Don’t kid yourself, just because you’re not using Twitter doesn’t mean that technology will wait for you. Once a new technology starts rolling, if you’re not part of the steamroller, you’re part of the road.
I’ve written a few posts before on the subject of Enterprise Twitters. I see these Enterprise Activity Streams as the next big thing in BPM. It will not only change the way we build business processes – it will completely change the way we work.

Looking over the shoulder of my colleagues, I can see two applications popping up all the time – Outlook and Skype.
Outlook for the big chunks of information, Skype for sending code scripts, urls, and quick responses and decisions. The biggest problem we have with the latter is that these decisions are not saved anywhere.
Solutions like tibbr have a database that should enable you to create reports, build audit trails etc.. I’ll still be stuck with this information island called “Outlook” (bless Microsoft…) that doesn’t enable me to do the same, but we’re getting there… slowly.

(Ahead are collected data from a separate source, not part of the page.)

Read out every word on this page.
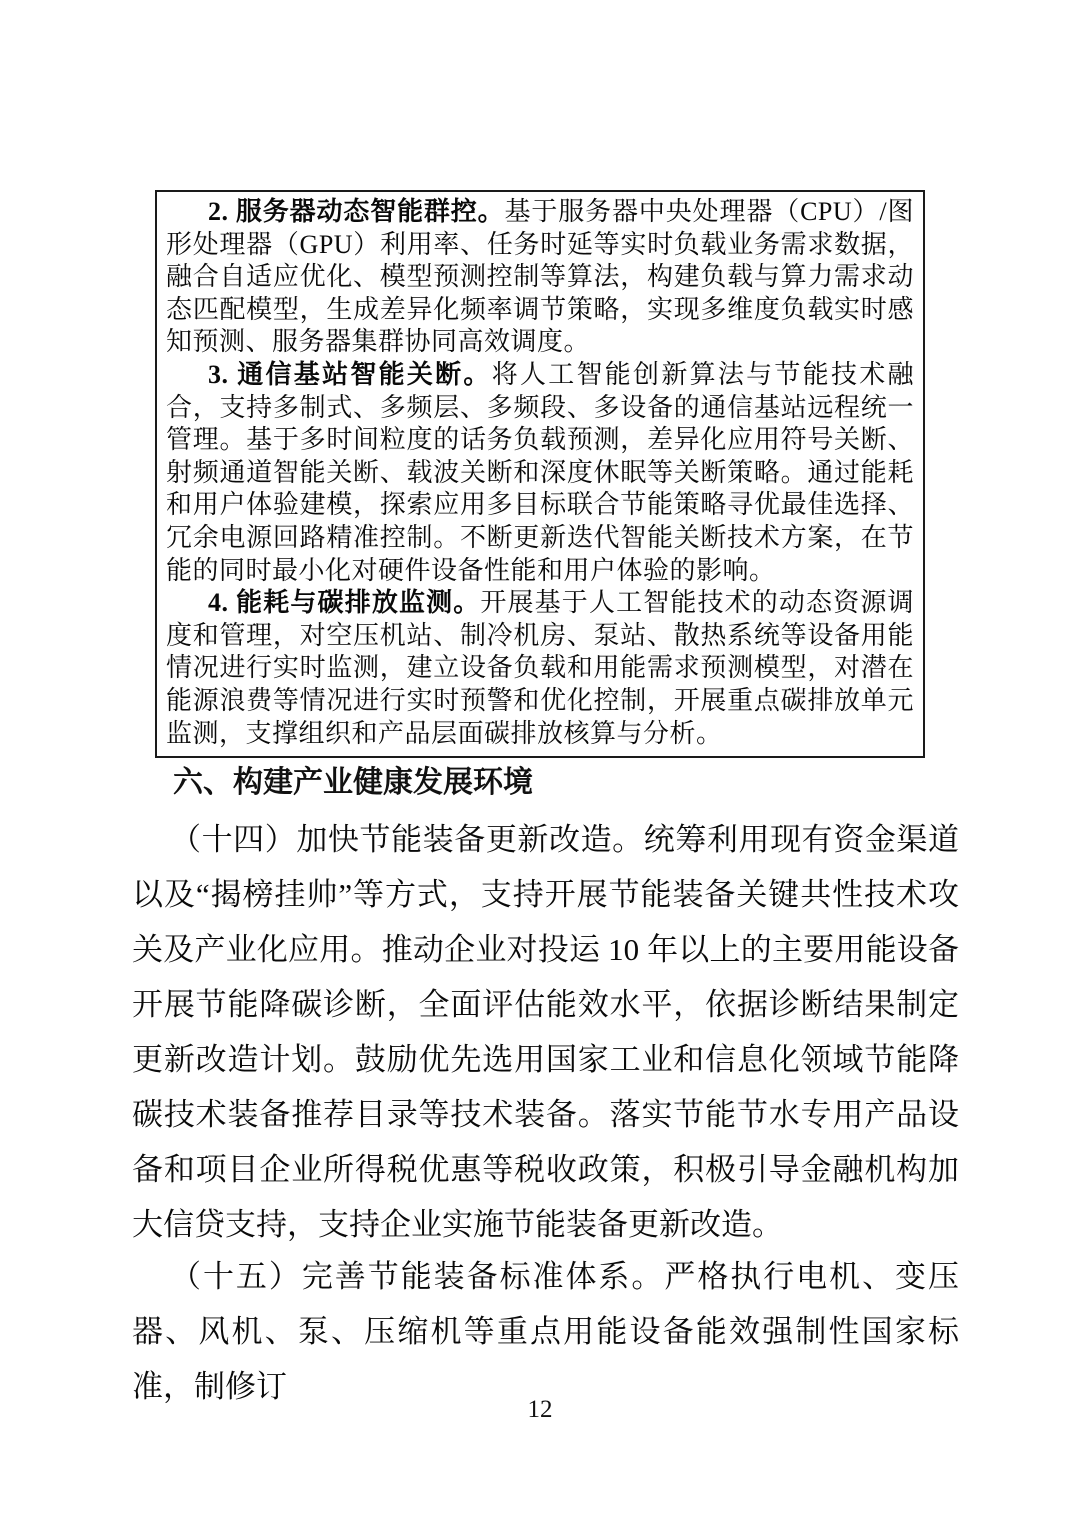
2. 服务器动态智能群控。基于服务器中央处理器（CPU）/图形处理器（GPU）利用率、任务时延等实时负载业务需求数据，融合自适应优化、模型预测控制等算法，构建负载与算力需求动态匹配模型，生成差异化频率调节策略，实现多维度负载实时感知预测、服务器集群协同高效调度。

3. 通信基站智能关断。将人工智能创新算法与节能技术融合，支持多制式、多频层、多频段、多设备的通信基站远程统一管理。基于多时间粒度的话务负载预测，差异化应用符号关断、射频通道智能关断、载波关断和深度休眠等关断策略。通过能耗和用户体验建模，探索应用多目标联合节能策略寻优最佳选择、冗余电源回路精准控制。不断更新迭代智能关断技术方案，在节能的同时最小化对硬件设备性能和用户体验的影响。

4. 能耗与碳排放监测。开展基于人工智能技术的动态资源调度和管理，对空压机站、制冷机房、泵站、散热系统等设备用能情况进行实时监测，建立设备负载和用能需求预测模型，对潜在能源浪费等情况进行实时预警和优化控制，开展重点碳排放单元监测，支撑组织和产品层面碳排放核算与分析。

六、构建产业健康发展环境

（十四）加快节能装备更新改造。统筹利用现有资金渠道以及“揭榜挂帅”等方式，支持开展节能装备关键共性技术攻关及产业化应用。推动企业对投运 10 年以上的主要用能设备开展节能降碳诊断，全面评估能效水平，依据诊断结果制定更新改造计划。鼓励优先选用国家工业和信息化领域节能降碳技术装备推荐目录等技术装备。落实节能节水专用产品设备和项目企业所得税优惠等税收政策，积极引导金融机构加大信贷支持，支持企业实施节能装备更新改造。

（十五）完善节能装备标准体系。严格执行电机、变压器、风机、泵、压缩机等重点用能设备能效强制性国家标准，制修订

12
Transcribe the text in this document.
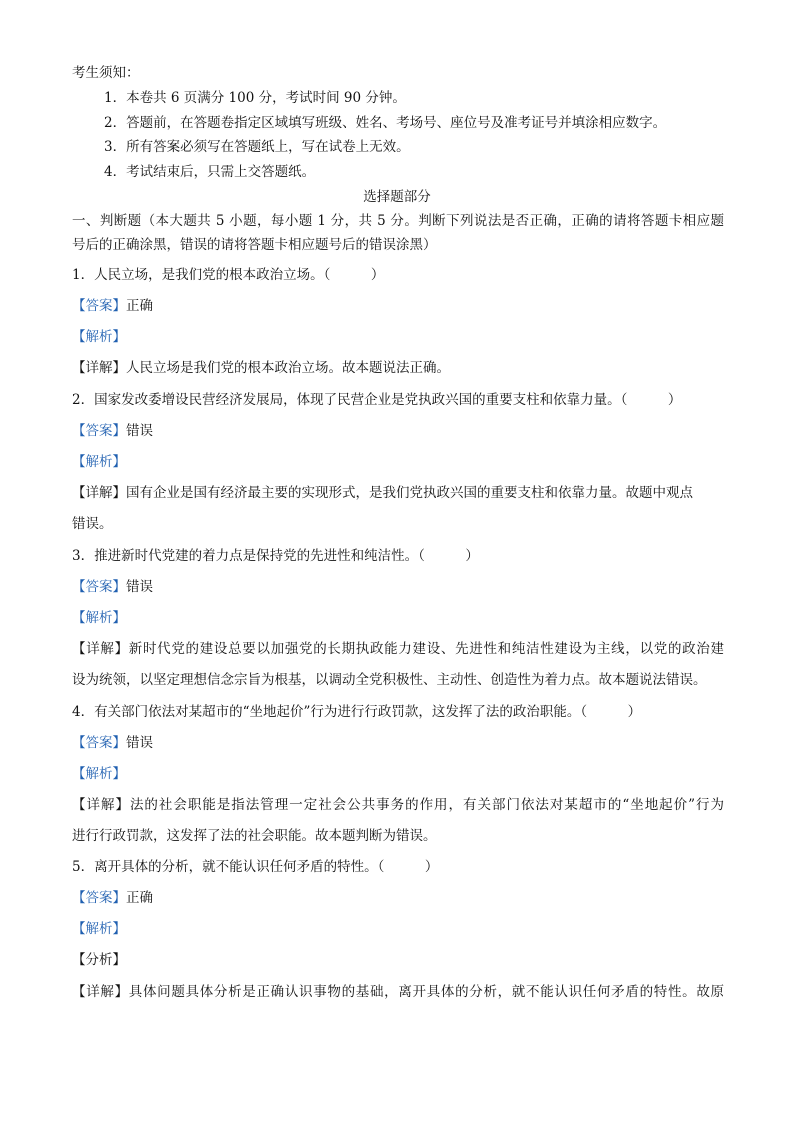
考生须知：
1．本卷共 6 页满分 100 分，考试时间 90 分钟。
2．答题前，在答题卷指定区域填写班级、姓名、考场号、座位号及准考证号并填涂相应数字。
3．所有答案必须写在答题纸上，写在试卷上无效。
4．考试结束后，只需上交答题纸。
选择题部分
一、判断题（本大题共 5 小题，每小题 1 分，共 5 分。判断下列说法是否正确，正确的请将答题卡相应题
号后的正确涂黑，错误的请将答题卡相应题号后的错误涂黑）
1．人民立场，是我们党的根本政治立场。（　　　）
【答案】正确
【解析】
【详解】人民立场是我们党的根本政治立场。故本题说法正确。
2．国家发改委增设民营经济发展局，体现了民营企业是党执政兴国的重要支柱和依靠力量。（　　　）
【答案】错误
【解析】
【详解】国有企业是国有经济最主要的实现形式，是我们党执政兴国的重要支柱和依靠力量。故题中观点
错误。
3．推进新时代党建的着力点是保持党的先进性和纯洁性。（　　　）
【答案】错误
【解析】
【详解】新时代党的建设总要以加强党的长期执政能力建设、先进性和纯洁性建设为主线，以党的政治建
设为统领，以坚定理想信念宗旨为根基，以调动全党积极性、主动性、创造性为着力点。故本题说法错误。
4．有关部门依法对某超市的“坐地起价”行为进行行政罚款，这发挥了法的政治职能。（　　　）
【答案】错误
【解析】
【详解】法的社会职能是指法管理一定社会公共事务的作用，有关部门依法对某超市的“坐地起价”行为
进行行政罚款，这发挥了法的社会职能。故本题判断为错误。
5．离开具体的分析，就不能认识任何矛盾的特性。（　　　）
【答案】正确
【解析】
【分析】
【详解】具体问题具体分析是正确认识事物的基础，离开具体的分析，就不能认识任何矛盾的特性。故原
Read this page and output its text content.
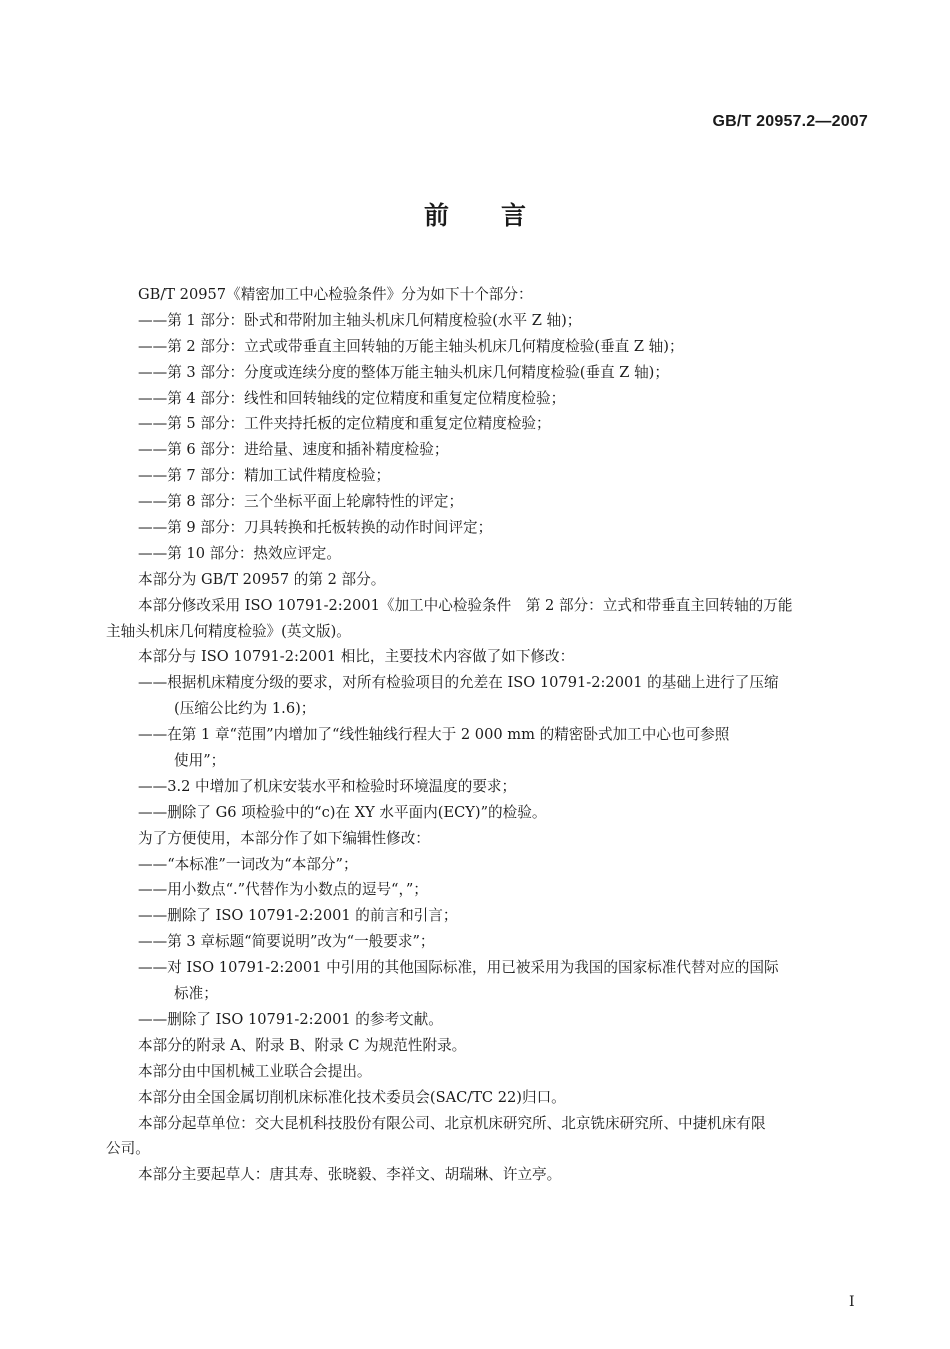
GB/T 20957.2—2007
前言
GB/T 20957《精密加工中心检验条件》分为如下十个部分：
——第 1 部分：卧式和带附加主轴头机床几何精度检验(水平 Z 轴)；
——第 2 部分：立式或带垂直主回转轴的万能主轴头机床几何精度检验(垂直 Z 轴)；
——第 3 部分：分度或连续分度的整体万能主轴头机床几何精度检验(垂直 Z 轴)；
——第 4 部分：线性和回转轴线的定位精度和重复定位精度检验；
——第 5 部分：工件夹持托板的定位精度和重复定位精度检验；
——第 6 部分：进给量、速度和插补精度检验；
——第 7 部分：精加工试件精度检验；
——第 8 部分：三个坐标平面上轮廓特性的评定；
——第 9 部分：刀具转换和托板转换的动作时间评定；
——第 10 部分：热效应评定。
本部分为 GB/T 20957 的第 2 部分。
本部分修改采用 ISO 10791-2:2001《加工中心检验条件　第 2 部分：立式和带垂直主回转轴的万能
主轴头机床几何精度检验》(英文版)。
本部分与 ISO 10791-2:2001 相比，主要技术内容做了如下修改：
——根据机床精度分级的要求，对所有检验项目的允差在 ISO 10791-2:2001 的基础上进行了压缩
(压缩公比约为 1.6)；
——在第 1 章“范围”内增加了“线性轴线行程大于 2 000 mm 的精密卧式加工中心也可参照
使用”；
——3.2 中增加了机床安装水平和检验时环境温度的要求；
——删除了 G6 项检验中的“c)在 XY 水平面内(ECY)”的检验。
为了方便使用，本部分作了如下编辑性修改：
——“本标准”一词改为“本部分”；
——用小数点“.”代替作为小数点的逗号“，”；
——删除了 ISO 10791-2:2001 的前言和引言；
——第 3 章标题“简要说明”改为“一般要求”；
——对 ISO 10791-2:2001 中引用的其他国际标准，用已被采用为我国的国家标准代替对应的国际
标准；
——删除了 ISO 10791-2:2001 的参考文献。
本部分的附录 A、附录 B、附录 C 为规范性附录。
本部分由中国机械工业联合会提出。
本部分由全国金属切削机床标准化技术委员会(SAC/TC 22)归口。
本部分起草单位：交大昆机科技股份有限公司、北京机床研究所、北京铣床研究所、中捷机床有限
公司。
本部分主要起草人：唐其寿、张晓毅、李祥文、胡瑞琳、许立亭。
I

BPM Enterprise Activity Streams
There are now two enterprise BPM Enterprise Activity Streams solutions in the industry (one more and Gartner can create a Quadrant for it…)
So… How does tibbr compare with IBM Blueworks Live ?

It’s hard to say. Tibco’s marketing team were so happy patting each other on the back, they completely forgot to supply information on the new product.
Their live feed of the launch crashed and their twitter feed was full of retweets of each other’s sales pitch.
I would of loved to show you a screen shot of their new product, or provide you with more information but… (hint, hint)

Tibco offer tibbr at $12 per user per month.
IBM offer Blueworks Live at $10 per user per month (contributor) and $50 (editor).
Both affordable solutions.

So what features does tibbr offer?
tibbr connects with Facebook, Twitter, and LinkedIn, interacts with the other business IT applications in the organisation.
Integrates with the organization’s LDAP, to find colleagues through profiles that display names, pictures, departments and descriptions.
You can follow “subjects”, not just people.
You can choose to receive posts as emails or SMS notifications and reply directly, with responses showing up instantly in the proper stream.
Works with Phone, Droid, Blackberry and iPad


Responses

  1. Hi Adam,
    Great to see that you are positioning tibbr with BPM in the enterprise both to highlight social + biz process, and to call out Tibco’s strong standing as provider of infrastructure solutions including data integration. Several analysts and writers solely looking at tibbr in the context of social solutions failed to understand the above. As a newly re-made solution, tibbr has a ways to go to fully develop but I like how it looks coming out of the gate. Other capabilities that matter: tibbr incorporates bi-directional feeds and events.

    For some sources that provide more info & thoughts on tibbr, you might take a look at two articles by Dennis Howlett @dahowlett: http://zd.net/hYTkrA and http://zd.net/h1IfHX Dennis has a nice statement re tibbr: “It intelligently marries people, process and context, delivering information the way people want to consume.” Also Jacob Morgan’s article in CMS Wire covers some good points and provides some screen shots: http://bit.ly/hnQL9S
    Best,
    Julie

  2. Hi Julie,

    Thanks for the additional information.